Angesichts der Probleme wirkt es grotesk, dass Willian, ein weiterer Reizspieler, kürzlich in einem Interview erzählte, dass er bei Arsenal nur deswegen einen Dreijahresvertrag unterschrieben hat, weil Arteta ihm einen Dreijahresplan unterbreitet hatte: im ersten Jahr Qualifikation für die Champions League, im dritten Jahr dann der Titel. Willian ist 32, kam von Chelsea (ist also nach Luiz der nächste "Chelsea reject", der Arsenal nicht wirklich weiterhilft), und suchte wohl vor allem einen gut dotierten Altersvertrag. Nun blockiert er gemeinsam mit Pepe, von dem ich mir bei Arsenal nichts mehr erwarte, die rechte Offensivposition, ohne nennenswerte Beiträge. Gestern war er immerhin Teil einer deutlich dynamischeren Mannschaft.

Im Sommer warteten alle Fans vor allem auf eine Vertragsverlängerung von Aubameyang. Der Talisman ist aber in dieser Saison ein Schatten seiner selbst, er wurde lange Zeit auch kaum in chancenreiche Situationen gebracht, und nimmt die Torflaute meist mit einem "smirk" hin, einem ohnmächtigen Lächeln. Er hat nun noch drei Jahre Vertrag, wird wie Willian am Ende 35 sein. Ob er noch einmal zu alter Form zurückkommt? Die Leistung gegen Burnley gestern war im Grunde ein erster Schritt, trotz des Eigentors.

Im Hintergrund schwelt wohl auch die Angelegenheit von Mesut Özil weiter. Der aussortierte Superstar ist ja weiterhin präsent, er ist nicht vom Training freigestellt, alle hoffen nun, dass er im Winter vielleicht endlich zu einem Wechsel bereit ist.

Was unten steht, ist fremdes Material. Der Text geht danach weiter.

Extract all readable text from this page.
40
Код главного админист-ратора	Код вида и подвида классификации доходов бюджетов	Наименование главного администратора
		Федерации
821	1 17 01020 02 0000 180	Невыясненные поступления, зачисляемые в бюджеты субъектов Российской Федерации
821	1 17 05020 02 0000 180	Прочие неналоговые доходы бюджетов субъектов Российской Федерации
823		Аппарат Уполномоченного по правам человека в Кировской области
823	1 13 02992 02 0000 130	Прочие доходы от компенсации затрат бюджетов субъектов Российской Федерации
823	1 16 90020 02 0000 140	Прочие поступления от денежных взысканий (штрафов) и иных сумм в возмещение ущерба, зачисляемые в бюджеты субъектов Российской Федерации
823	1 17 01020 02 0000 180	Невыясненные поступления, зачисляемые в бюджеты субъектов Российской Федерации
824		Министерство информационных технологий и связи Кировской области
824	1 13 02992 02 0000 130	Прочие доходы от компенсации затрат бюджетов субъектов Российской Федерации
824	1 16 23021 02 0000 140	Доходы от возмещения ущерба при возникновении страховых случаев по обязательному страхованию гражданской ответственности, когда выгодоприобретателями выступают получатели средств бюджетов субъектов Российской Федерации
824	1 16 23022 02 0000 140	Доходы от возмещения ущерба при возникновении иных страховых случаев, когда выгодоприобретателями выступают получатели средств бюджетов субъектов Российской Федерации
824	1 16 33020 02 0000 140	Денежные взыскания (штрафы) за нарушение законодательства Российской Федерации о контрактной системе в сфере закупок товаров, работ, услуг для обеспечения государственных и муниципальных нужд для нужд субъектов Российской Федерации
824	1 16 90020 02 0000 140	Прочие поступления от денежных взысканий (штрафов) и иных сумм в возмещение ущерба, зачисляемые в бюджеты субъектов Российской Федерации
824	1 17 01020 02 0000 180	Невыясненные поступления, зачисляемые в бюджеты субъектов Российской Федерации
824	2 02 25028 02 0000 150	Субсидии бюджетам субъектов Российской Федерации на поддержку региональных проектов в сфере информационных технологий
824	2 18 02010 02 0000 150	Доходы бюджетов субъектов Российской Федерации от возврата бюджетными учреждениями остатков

Das Spiel gegen Southampton am Mittwoch ist auch deswegen hoch spannend, weil Ralph Hasenhüttl sich als einer der interessantesten Trainer in der Premier League erwiesen hat. Er wäre vielleicht schon bald ein Kandidat für Arsenal, wo Arteta meiner Meinung nach noch nicht auf der Kippe steht. Aber jetzt kommen drei schwere Spiele, und die Mannschaft erweckt nicht den Eindruck, dass sie wirklich die Mentalität hätte, sich aus der Krise zu befreien. Arteta hat inzwischen auch schon einige Probleme aufgehäuft, er hat weder die beste Position für Aubameyang gefunden (ich meine, er sollte weiterhin von links kommen, und Saka über rechtsaußen), noch ist die Variante mit Lacazette als "spielmachender zweiter Mittelstürmer" wirklich sinnvoll. Maitland-Niles wäre eine Option für das defensive Mittelfeld, das scheint Arteta aber nicht in Erwägung zu ziehen.

Im Moment ist die Lage wirklich so verzwickt, dass im Grunde nur ein Trost hilft: das nächste Spiel ist schon übermorgen.

Geschrieben von marxelinho am 14. Dezember 2020.